Friends, family, university presidents and politicians gathered for the funeral of civil rights pioneer Franklin McCain Friday afternoon at Friendship Missionary Baptist Church.  McCain was one of four African-American college students who sat down at an all-white lunch counter in Greensboro in 1960 that helped spur sit-ins across the country.

Politicians like Federal Housing Finance Agency Director Mel Watt and Transportation Secretary Anthony Foxx, who spoke at the funeral, said McCain never had political ambitions, but he was a great mentor and advisor to them. He was also an inspiration to everyday people in the Charlotte community like Fred Leon Tatum, the owner of a tire company in East Charlotte.  

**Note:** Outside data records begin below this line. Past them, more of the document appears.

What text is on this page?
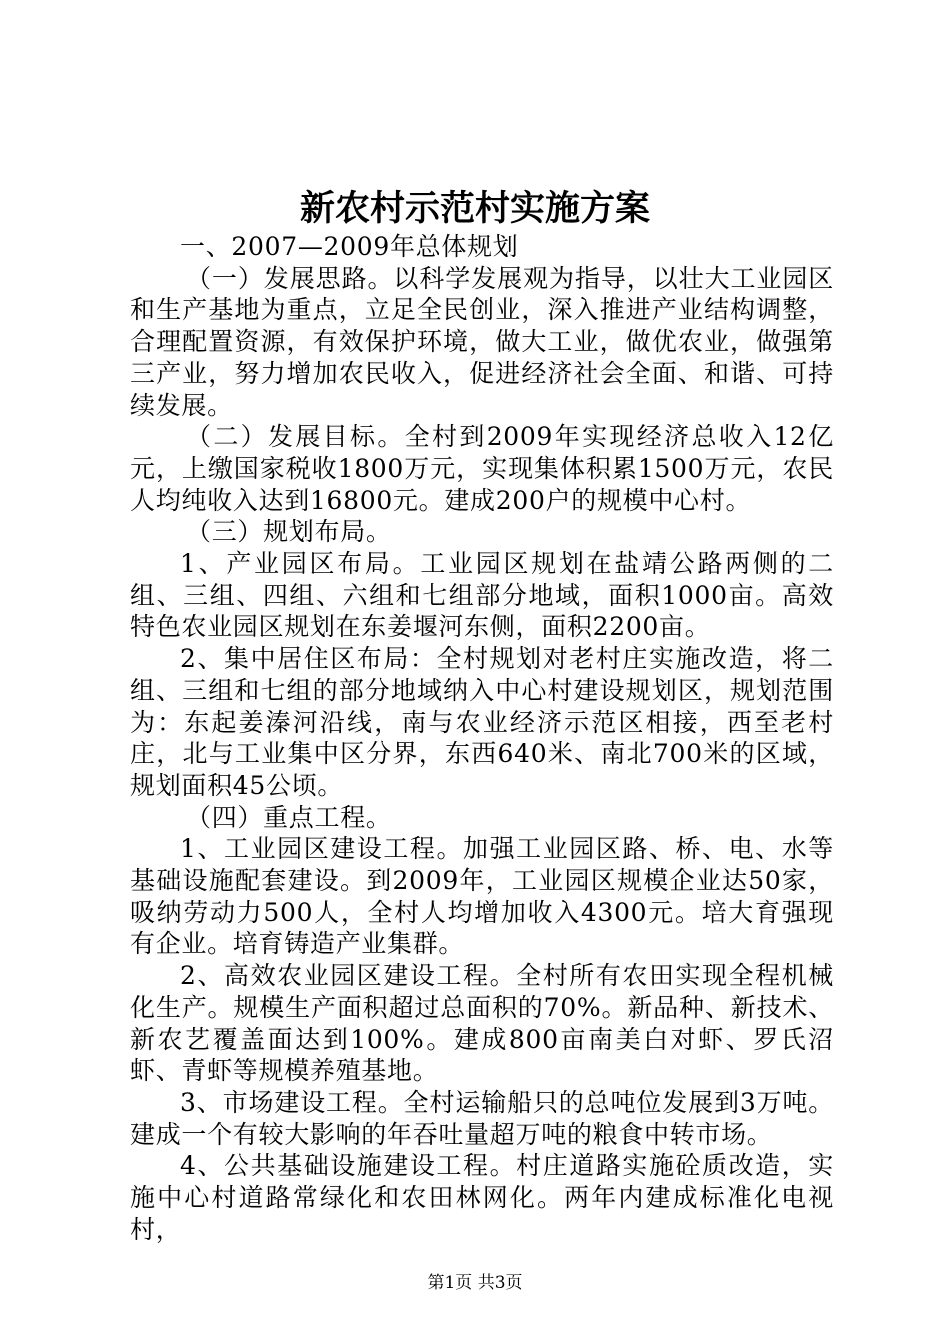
新农村示范村实施方案

一、2007—2009年总体规划

（一）发展思路。以科学发展观为指导，以壮大工业园区和生产基地为重点，立足全民创业，深入推进产业结构调整，合理配置资源，有效保护环境，做大工业，做优农业，做强第三产业，努力增加农民收入，促进经济社会全面、和谐、可持续发展。

（二）发展目标。全村到2009年实现经济总收入12亿元，上缴国家税收1800万元，实现集体积累1500万元，农民人均纯收入达到16800元。建成200户的规模中心村。

（三）规划布局。

1、产业园区布局。工业园区规划在盐靖公路两侧的二组、三组、四组、六组和七组部分地域，面积1000亩。高效特色农业园区规划在东姜堰河东侧，面积2200亩。

2、集中居住区布局：全村规划对老村庄实施改造，将二组、三组和七组的部分地域纳入中心村建设规划区，规划范围为：东起姜溱河沿线，南与农业经济示范区相接，西至老村庄，北与工业集中区分界，东西640米、南北700米的区域，规划面积45公顷。

（四）重点工程。

1、工业园区建设工程。加强工业园区路、桥、电、水等基础设施配套建设。到2009年，工业园区规模企业达50家，吸纳劳动力500人，全村人均增加收入4300元。培大育强现有企业。培育铸造产业集群。

2、高效农业园区建设工程。全村所有农田实现全程机械化生产。规模生产面积超过总面积的70%。新品种、新技术、新农艺覆盖面达到100%。建成800亩南美白对虾、罗氏沼虾、青虾等规模养殖基地。

3、市场建设工程。全村运输船只的总吨位发展到3万吨。建成一个有较大影响的年吞吐量超万吨的粮食中转市场。

4、公共基础设施建设工程。村庄道路实施砼质改造，实施中心村道路常绿化和农田林网化。两年内建成标准化电视村，

第1页 共3页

"I came to the funeral service because I'm indebted to all of the martyrs before me who sit down so that we might be able to stand up," Tatum says. "I came up in the sixties, saw the segregated counters, the segregated housing and all. So I'm a witness of what happened then and now."

Tatum never met him, but he says McCain's action motivated him to sit-in at local Woolworth's and Holiday Inns in 1962. McCain died last week at age 73. Speakers at the funeral included Reverend Jesse Jackson, Senator Kay Hagan, UNC president Thomas Ross. Two surviving members of the Greensboro Four, Jibreel Khazan and Joseph McNeil, also spoke. He will be buried in Oak Lawn Park Cemetery.